How do Boden and Fleck fare? Well, okay… I mean, there’s absolutely no evidence of style or personality anywhere in the movie (honestly, I’m surprised they even have a screenplay credit, since there’s nothing remotely as distinctive as their work on Half Nelson). Captain Marvel seems entirely made to order, nothing more so than the half-hearted attempts at ’90s nostalgia, which principally consists of a Blockbuster drop-in and some sadly unimaginative and intrusive needle drops on the soundtrack (Come as You Are and Just a Girl being the most egregious).

There seems to be a wide range of takes on the MCU directors, with little consensus on who’s handled their house-style requirements most heroically – I’d pick Shane Black, Jon Watts, James Gunn and Scott Derrickson, while I’m contrastingly not overly impressed by star journeymen the Russo brothers – but few can disagree at this point that, whatever the DCU’s deficiencies, and let’s face it they’re writ large in basic storytelling, they aren’t afraid to let filmmakers lead the way, rather than the producer.

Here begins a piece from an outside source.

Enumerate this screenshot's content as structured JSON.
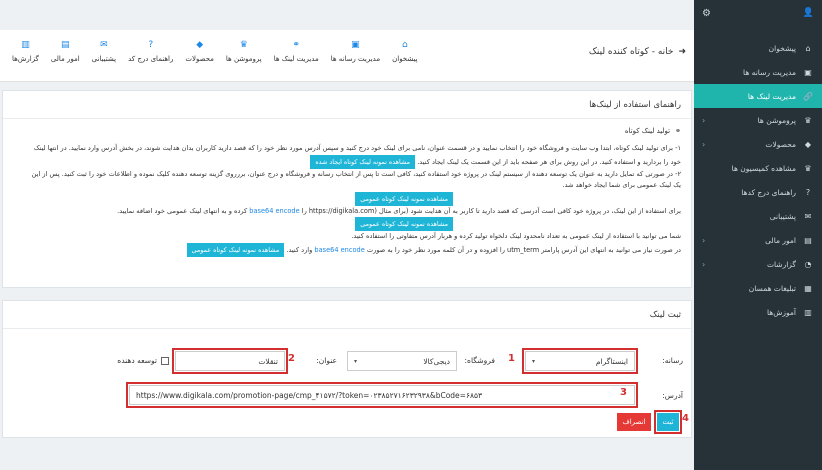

Captain Marvel doesn’t turn up the feminism dial to eleven particularly, which might be to its credit – Maria’s flying the gender-warfare flag more pronouncedly than Carol – or perhaps to Marvel’s sheepishness, since it’s taken them so long to get there. There’ll be those who read topical commentary into the thing in dribs and drabs, but that kind of tack only invites a spotlight on its essential shallowness. Indeed, anyone looking for a progressive message here needs only observe how refugees and minorities congregate in awe around another white saviour figure. Don’t tell Brie that, though, or she’ll get right mardy with you. Captain Marvel will do, and has the box office to prove it, but that shouldn’t really cut it.